Even as swallows year by year return
Back to the nests that held them featherless,
So man goes back in the course of his days,
Time after time to the thought of his cradle.
And as every year he keeps that day,
That to hunger and thirst, to sorrow and grief,
That to this mortal life did him awaken,
Every year he persuades himself again
To love his life.
And the parents who in the newly-born,
In the fragile and helpless little being,
Saw the fruit of their hopes;
And holding out to him with timorous love
All that life gives to him who asks to live,
Made of his tears a veil for their own eyes;
Trusting that clothes and food
Could make him live his life;
Year after year revive their ancient hope,
Their ancient grief,
And with a veil still cover their tired eyes,
Offering thanks to him for being born,
That he may thank them for his life,
and that The dumb grief be forgotten,
and the vain Promise be ever present.
But may the wish, that, what he never had,
Even for an instant,
Should come to him through long luminous years,
Lend the light that it borrows from the future
To the day of his birth,
and multiplying Illusions,
may it persuade him
That his hunger is good,
and life sufficient
Is this our daily death.
May gifts and kisses and the table spread,
Sweet words in plenty, plenty of sweet things,
Blithe promises and glances full of trust,
Make the familiar room joyous and bright,
And shield it from the terrors of the night.

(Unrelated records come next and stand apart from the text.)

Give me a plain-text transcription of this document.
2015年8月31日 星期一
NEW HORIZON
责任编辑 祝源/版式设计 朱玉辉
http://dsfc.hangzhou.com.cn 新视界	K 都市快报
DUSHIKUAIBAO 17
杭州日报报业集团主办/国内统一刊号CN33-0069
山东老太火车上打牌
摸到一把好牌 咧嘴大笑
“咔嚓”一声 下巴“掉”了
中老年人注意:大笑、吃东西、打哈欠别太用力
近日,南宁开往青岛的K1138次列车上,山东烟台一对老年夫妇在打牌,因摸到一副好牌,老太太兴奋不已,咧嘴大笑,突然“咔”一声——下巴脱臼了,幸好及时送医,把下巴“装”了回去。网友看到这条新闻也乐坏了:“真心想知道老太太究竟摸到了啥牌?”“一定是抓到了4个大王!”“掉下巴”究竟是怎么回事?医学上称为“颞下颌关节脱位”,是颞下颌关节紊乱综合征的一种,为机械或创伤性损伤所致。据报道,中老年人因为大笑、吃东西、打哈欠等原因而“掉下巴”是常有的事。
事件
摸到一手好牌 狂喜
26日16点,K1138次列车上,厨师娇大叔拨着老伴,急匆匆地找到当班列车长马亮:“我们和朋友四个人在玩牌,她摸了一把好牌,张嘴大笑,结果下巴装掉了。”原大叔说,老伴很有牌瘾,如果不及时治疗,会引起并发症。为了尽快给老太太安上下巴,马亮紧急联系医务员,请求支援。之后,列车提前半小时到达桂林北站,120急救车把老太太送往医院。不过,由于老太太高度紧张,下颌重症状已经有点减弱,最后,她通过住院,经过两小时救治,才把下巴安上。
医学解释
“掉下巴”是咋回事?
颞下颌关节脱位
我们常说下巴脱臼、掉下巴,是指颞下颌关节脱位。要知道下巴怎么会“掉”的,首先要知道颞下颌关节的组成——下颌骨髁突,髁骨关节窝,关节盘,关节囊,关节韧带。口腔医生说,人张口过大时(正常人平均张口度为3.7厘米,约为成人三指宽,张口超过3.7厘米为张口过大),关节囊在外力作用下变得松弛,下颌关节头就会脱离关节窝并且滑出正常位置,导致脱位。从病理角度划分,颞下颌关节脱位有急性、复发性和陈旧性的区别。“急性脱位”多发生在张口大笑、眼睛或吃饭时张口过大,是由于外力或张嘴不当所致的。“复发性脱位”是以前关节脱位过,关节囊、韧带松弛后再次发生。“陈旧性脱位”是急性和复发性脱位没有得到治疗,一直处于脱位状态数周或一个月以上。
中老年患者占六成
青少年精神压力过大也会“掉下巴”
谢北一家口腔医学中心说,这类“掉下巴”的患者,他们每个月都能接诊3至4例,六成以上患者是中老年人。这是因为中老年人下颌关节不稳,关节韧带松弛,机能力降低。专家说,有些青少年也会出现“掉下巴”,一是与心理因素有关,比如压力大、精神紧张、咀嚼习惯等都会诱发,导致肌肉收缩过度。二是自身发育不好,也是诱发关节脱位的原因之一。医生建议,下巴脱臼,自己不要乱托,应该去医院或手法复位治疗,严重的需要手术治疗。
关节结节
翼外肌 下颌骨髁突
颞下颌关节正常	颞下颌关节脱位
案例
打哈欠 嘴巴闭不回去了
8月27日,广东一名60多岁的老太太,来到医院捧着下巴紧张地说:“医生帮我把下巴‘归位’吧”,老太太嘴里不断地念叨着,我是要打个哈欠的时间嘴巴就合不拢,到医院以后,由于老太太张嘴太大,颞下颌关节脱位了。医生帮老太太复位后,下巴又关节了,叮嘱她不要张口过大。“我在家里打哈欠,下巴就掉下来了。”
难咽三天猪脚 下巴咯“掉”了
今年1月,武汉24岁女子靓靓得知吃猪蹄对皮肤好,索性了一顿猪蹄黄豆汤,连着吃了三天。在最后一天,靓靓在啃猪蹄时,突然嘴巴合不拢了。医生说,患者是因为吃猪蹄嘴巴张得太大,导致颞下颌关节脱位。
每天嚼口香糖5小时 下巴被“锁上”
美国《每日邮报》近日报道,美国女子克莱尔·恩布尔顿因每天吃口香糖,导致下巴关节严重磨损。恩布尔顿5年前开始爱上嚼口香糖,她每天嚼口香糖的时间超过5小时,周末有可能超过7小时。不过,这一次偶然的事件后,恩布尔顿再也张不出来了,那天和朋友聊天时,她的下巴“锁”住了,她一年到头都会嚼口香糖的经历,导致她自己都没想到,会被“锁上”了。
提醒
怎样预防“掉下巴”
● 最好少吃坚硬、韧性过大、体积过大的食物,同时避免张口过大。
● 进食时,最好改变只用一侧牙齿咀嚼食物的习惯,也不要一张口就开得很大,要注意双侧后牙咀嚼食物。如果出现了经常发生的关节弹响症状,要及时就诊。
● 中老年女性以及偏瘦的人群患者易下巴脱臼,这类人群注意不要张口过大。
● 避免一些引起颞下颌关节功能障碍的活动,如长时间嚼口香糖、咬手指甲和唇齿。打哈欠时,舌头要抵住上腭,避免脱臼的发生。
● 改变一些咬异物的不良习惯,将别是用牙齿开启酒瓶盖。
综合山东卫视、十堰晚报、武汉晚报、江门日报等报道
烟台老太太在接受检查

Paula, I cannot say sweet words to thee,
And things that might be dear I do not know,
Because dumb grief has spoken unto me,
And told me that which every heart suffers
Unknowingly, unconfessed to itself.
Beyond the window-panes of the bright room,
Which the accustomed images reflect,
The darkness I can see, still threatening,
And stay and rest I cannot in the desert.
O, let me go, Paula, through the night,
There to create my own light by myself,
Let me go through the desert, to the sea,
That I may bring thee back the gift of light. _
more than thou thinkest, thou art dear to me.